То же самое, но другое

То же самое, но другое

Как-то (давно это было) в маршрутке прислушался к звучанию знакомой и странно незнакомой музыки. Не сразу сообразил, что звучит популярный отрывок из балета Чайковского, но в особенной инструментовке – с мягкой такой ритм-группой и в слегка ускоренном темпе. Балетная музыка Чайковского по большей части и сама нежно приятна современному слуху, а в этой версии оказалась ещё легче и необязательнее (чтобы не мешала при вождении). В маршрутке есть время подумать. Чайковский такого написать, конечно, не мог, он иначе слышал и понимал музыку. С другой стороны, придумать легкую приятность, чтобы она понравилась многим, наверное, не так-то легко, недаром же обратились к Чайковскому. Вот в этом смешении прошлого с настоящим получилось что-то новенькое: «то же самое, но другое», релакс под Чайковского.

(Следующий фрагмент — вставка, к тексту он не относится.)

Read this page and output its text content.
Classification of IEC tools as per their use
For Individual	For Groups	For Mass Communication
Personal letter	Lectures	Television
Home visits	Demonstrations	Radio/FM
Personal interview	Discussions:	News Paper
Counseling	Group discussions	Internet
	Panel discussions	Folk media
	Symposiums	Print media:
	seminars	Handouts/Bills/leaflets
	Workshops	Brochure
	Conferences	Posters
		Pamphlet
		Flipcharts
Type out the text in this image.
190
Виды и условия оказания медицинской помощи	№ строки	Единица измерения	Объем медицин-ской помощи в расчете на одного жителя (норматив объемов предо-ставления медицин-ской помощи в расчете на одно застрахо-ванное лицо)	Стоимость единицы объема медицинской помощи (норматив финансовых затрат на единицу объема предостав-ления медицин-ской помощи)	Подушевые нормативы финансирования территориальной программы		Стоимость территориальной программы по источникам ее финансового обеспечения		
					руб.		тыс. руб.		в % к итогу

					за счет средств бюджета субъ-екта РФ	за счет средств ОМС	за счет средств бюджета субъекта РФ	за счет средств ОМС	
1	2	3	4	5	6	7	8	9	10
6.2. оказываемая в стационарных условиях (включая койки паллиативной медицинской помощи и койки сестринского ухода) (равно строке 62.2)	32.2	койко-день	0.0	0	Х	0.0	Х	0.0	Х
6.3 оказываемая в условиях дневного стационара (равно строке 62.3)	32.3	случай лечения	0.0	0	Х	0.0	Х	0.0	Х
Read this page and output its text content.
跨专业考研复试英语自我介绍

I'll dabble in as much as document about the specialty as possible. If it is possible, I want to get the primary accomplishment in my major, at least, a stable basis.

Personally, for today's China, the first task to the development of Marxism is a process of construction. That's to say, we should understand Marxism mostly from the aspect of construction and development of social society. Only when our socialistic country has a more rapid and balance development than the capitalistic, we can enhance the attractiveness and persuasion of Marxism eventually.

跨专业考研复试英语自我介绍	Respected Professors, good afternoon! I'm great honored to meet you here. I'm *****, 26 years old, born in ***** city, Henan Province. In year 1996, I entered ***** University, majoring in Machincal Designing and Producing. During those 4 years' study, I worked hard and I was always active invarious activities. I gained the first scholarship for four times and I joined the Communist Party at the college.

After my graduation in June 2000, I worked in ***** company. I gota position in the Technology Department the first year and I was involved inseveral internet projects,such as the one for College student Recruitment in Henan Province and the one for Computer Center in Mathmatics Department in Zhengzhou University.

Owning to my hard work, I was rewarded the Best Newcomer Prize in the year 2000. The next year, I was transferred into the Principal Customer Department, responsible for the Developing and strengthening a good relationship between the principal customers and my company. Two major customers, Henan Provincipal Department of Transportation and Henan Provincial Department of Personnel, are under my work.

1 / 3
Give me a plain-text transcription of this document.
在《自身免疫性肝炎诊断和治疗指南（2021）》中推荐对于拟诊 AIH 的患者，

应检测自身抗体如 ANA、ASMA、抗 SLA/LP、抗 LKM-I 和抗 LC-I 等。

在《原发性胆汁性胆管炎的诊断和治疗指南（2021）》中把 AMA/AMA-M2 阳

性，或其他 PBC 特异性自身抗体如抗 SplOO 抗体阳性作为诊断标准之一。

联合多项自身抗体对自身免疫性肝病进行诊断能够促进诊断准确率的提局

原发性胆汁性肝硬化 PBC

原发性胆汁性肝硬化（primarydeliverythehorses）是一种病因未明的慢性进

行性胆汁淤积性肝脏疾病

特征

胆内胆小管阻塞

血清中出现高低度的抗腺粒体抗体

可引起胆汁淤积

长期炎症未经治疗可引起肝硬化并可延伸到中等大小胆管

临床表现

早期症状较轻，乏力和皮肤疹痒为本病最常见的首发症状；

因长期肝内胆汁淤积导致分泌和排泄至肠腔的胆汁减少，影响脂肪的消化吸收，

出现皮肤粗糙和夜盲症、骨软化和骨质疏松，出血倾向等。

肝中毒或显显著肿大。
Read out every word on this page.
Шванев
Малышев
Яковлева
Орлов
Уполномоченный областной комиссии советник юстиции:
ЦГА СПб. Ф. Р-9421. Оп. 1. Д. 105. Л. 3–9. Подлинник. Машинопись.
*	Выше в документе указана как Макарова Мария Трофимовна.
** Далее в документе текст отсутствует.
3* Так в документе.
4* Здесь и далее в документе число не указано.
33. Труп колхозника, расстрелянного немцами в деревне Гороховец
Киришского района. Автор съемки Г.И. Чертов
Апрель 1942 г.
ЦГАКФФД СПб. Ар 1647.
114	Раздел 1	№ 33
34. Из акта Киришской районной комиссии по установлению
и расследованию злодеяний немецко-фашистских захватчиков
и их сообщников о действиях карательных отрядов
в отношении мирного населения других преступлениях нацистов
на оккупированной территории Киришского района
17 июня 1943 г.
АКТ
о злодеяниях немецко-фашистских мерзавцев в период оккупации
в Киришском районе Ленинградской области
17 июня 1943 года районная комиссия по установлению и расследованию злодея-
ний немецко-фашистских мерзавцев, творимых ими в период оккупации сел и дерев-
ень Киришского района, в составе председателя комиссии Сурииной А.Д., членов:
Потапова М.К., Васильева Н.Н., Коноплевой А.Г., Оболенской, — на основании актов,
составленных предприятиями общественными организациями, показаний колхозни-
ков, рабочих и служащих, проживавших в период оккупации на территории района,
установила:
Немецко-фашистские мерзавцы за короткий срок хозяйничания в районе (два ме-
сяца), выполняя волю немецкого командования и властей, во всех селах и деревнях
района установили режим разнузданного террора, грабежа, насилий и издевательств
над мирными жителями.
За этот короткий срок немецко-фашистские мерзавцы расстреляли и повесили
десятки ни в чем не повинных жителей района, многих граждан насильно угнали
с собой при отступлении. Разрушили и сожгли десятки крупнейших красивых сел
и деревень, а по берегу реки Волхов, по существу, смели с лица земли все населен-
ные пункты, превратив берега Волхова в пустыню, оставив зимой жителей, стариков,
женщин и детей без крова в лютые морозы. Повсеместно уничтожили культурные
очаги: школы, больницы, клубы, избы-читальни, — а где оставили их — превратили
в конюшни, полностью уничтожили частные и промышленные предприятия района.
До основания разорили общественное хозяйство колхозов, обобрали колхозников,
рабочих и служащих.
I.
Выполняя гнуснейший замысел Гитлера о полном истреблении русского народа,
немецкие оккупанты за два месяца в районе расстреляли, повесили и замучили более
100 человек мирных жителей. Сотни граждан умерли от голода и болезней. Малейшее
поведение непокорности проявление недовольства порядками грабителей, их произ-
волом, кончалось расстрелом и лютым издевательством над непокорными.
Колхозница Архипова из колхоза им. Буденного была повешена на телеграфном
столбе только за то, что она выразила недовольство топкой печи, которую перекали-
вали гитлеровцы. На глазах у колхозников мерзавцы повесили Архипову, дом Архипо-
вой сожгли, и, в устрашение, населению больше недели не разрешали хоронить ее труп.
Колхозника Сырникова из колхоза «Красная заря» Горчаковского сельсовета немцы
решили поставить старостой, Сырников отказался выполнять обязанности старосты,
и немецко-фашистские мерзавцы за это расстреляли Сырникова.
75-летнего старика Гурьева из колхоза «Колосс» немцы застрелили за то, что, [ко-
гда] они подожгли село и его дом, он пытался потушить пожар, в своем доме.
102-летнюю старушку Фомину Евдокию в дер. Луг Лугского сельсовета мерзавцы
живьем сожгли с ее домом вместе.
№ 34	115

Похожий случай. Реклама зовёт на концерт «самого известного в мире исполнителя инструментальной музыки». Сообщается, что он - «самый успешный в мире пианист» и «интерпретатор классической, этнической музыки, а также музыки к кинофильмам», и что «для популяризации фортепианной музыки он, возможно, сделал больше, чем кто другой, начиная с Бетховена». Больше, чем, например, Святослав Рихтер, Гленн Гульд, Артур Рубинштейн? Нет, конечно. Он – специалист в другой области: «Его репертуар выходит за рамки одного стиля и часто даже балансирует на грани нескольких, от классики до легкого джаза».

Ну, так понятнее. Наш герой представлен сразу в двух смысловых рядах. С одной стороны, он «выпускник Парижской консерватории» и мог «без особых усилий» (так в тексте!) «прославиться как классический концертирующий пианист». А с другой, «на записи концерта под названием «Немного классики», он «впервые представил публике свою адаптацию «Патетической сонаты» Бетховена, Первого фортепианного концерта Чайковского и Второго фортепианного концерта Рахманинова». То есть, с одной стороны, о нем говорят как о пианисте-интерпретаторе (напомню, что в классике «исполнительская интерпретация музыкального произведения связана с тайной проникновения в его содержательную, смысловую и эмоциональную структуру»). Но то, что он делает, вполне справедливо называют здесь «адаптацией», т.е. приспособлением известной музыки к конкретным нуждам. А это – прямо противоположное интерпретации исполнительское действие.

Словом, перед нами опять «то же самое, но другое». Другое – по целям, задачам и, соответственно, средствам, но слегка задрапированное под «то же самое»: рояль – классика – интерпретация.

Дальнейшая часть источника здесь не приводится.